Our results showed that for the 2010–2020 LULCC, the multi-year average soil erosion rate for different land uses significantly differed, with cropland (55.1 t ha–1 yr–1) > grassland (8.93 t ha–1yr–1) > building (1.6 t ha–1 yr–1) > forest land (1.65 t ha–1 yr–1), similar to the findings of Zhao et al. (2022) and Han et al. (2020). The ‘Returning Farmland to Forest Project’ program implemented in 1999 significantly increased the vegetation coverage rate, increasing the grassland and forestland area from 83.1% in 2010 to 90.7% in 2020. The Loess Plateau has recently experienced large-scale cropland abandonment due to rural population movements, cropland quality, and economic benefits. At the end of 2016, a survey of 235 villages in China revealed that 78.3% had abandoned up to 14.32% of their cultivated land. Soils on plots with lower vegetation cover were being disturbed more frequently and intensely by tillage, accelerating erosion (García-Ruiz, 2010; Zuazo and Pleguezuelo, 2009). The abandoned cultivated land resulted in increased biocrust and vegetation cover in interplant patches, increasing soil infiltration and reducing the generation of erosive runoff (Chirino et al., 2006; Yuan et al., 2020), and the vegetation root systems reduced soil erodibility, protecting the soil from raindrop erosion and runoff transport (Chen et al., 2021; Chuenchum et al., 2020). Therefore, soil erosion was curbed in the Jiuyuangou watershed from 2010 to 2015.

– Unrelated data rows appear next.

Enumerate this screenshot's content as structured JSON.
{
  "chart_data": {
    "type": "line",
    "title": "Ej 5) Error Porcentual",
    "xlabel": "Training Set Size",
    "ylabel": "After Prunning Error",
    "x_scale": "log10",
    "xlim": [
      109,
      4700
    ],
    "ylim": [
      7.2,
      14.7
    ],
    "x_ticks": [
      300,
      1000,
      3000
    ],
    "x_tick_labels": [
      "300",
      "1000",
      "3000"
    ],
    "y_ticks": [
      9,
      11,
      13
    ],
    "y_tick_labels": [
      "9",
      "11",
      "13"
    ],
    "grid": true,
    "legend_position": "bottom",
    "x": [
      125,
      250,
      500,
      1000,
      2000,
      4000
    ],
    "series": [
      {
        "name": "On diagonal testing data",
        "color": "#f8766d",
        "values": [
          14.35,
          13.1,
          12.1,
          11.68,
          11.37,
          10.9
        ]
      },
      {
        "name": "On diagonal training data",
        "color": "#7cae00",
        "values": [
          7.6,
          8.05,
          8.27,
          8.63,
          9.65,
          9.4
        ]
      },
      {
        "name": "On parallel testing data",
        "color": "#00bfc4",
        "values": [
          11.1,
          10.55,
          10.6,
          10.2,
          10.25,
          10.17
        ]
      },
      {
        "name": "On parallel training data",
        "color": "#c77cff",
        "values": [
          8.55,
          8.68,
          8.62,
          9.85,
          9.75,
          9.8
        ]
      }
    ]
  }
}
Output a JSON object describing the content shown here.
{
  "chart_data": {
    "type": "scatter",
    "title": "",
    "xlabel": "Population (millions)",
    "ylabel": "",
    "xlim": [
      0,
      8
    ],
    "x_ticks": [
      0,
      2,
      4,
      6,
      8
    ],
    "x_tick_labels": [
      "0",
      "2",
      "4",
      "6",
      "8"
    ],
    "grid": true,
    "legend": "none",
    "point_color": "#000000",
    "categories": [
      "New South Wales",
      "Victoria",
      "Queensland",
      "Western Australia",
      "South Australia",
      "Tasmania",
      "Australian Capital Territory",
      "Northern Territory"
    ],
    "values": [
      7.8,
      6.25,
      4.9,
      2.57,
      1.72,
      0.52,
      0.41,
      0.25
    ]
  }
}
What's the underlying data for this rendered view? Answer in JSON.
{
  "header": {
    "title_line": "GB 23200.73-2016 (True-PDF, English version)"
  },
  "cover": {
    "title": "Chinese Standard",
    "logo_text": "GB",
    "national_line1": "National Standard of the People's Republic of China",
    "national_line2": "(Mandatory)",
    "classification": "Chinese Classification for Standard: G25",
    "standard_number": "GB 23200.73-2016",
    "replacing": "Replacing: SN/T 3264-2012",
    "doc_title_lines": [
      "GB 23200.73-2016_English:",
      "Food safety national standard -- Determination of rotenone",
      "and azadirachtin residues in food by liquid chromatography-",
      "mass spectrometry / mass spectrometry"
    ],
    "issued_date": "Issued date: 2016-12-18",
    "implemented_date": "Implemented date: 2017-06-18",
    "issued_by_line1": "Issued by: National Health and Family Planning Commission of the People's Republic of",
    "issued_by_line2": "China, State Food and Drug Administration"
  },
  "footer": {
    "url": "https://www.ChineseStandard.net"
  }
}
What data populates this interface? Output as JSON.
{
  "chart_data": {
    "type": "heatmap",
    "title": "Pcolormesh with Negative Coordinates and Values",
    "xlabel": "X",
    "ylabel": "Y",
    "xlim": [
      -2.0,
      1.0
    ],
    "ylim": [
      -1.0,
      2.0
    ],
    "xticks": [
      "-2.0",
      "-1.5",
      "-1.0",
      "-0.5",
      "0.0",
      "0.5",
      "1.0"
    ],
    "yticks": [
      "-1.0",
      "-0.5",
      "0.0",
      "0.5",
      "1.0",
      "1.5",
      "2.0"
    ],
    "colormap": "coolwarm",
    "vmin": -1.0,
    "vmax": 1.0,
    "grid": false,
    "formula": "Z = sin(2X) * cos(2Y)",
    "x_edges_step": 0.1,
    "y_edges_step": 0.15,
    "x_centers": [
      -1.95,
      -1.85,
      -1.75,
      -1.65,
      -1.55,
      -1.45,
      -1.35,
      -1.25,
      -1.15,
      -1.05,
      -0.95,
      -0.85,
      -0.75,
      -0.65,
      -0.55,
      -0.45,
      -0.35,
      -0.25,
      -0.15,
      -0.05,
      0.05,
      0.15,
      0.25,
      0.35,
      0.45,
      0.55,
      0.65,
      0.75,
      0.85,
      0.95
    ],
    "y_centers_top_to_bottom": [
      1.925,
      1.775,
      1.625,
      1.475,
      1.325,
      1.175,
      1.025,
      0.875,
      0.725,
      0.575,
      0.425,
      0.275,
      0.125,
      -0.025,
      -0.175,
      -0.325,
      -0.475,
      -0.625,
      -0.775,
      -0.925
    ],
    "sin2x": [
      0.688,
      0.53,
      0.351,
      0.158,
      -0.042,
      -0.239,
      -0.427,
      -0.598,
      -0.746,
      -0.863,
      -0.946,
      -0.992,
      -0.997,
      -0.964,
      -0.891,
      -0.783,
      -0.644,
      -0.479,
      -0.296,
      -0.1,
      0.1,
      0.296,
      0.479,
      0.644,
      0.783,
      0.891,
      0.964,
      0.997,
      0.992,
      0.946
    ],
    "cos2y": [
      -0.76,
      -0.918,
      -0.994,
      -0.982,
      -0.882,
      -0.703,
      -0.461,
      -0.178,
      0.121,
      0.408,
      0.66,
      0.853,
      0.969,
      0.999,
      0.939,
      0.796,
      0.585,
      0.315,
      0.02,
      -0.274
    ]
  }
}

However, the increase in forest/grassland area and vegetation coverage from 2015 to 2020 increased the soil erosion rate in the watershed from 2015 to 2020, primarily due to more frequent extreme rainfall events after 2015. The Loess Plateau has an extremely uneven distribution of annual rainfall. The rainfall erosivity in the basin from June to September in 2010, 2015, and 2020 accounted for 85%, 50%, and 88% of annual rainfall erosivity, respectively. At the same time, frequent heavy rainfall events occurred in the basin after 2015 (e.g., July 26, 2017 (212.2 mm), August 7, 2018 (151.3 mm), August 7, 2019 (150 mm), and August 4–6, 2020 (80.3 mm)). Flooding season precipitation in the Jiuyuangou watershed has become the main precipitation for the year, with the erosion and sediment production caused by rainstorm erosion an important feature of this area. It is far sufficient to rely on surface micromorphological changes from vegetation restoration to manage rainstorm erosion (Han et al., 2020; Yang et al., 2011). The current land use distribution pattern in the hilly and gully region of the Loess Plateau in northern Shaanxi cannot prevent soil erosion under extreme rainstorm conditions. Optimizing the distribution of land use types in the catchment area should be the focus of soil erosion control (Wang et al., 2020). The frequent occurrence of extreme rainfall has affected the consistency of soil erosion changes and LULCC, evidenced by large-scale soil erosion losses in areas with no change in land use patterns. In the northern part of the basin, far from human settlements and construction land, land use and soil erosion followed a common ‘loss’ trend, ‘no change’ occurred in settlements and construction land. The frequent occurrence of extreme rainfall has affected the consistency of soil erosion changes and LULCC, evidenced by large-scale soil erosion losses in areas with no change in land use patterns. In the northern part of the basin, far from human settlements and construction land, land use and soil erosion followed a common ‘loss’ trend, ‘no change’ occurred in settlements and construction land. Therefore, the LULCC and soil erosion changes are spatially correlated in areas near the human activities or settlements, roads, cropland, and valleys with good soil and water conservation.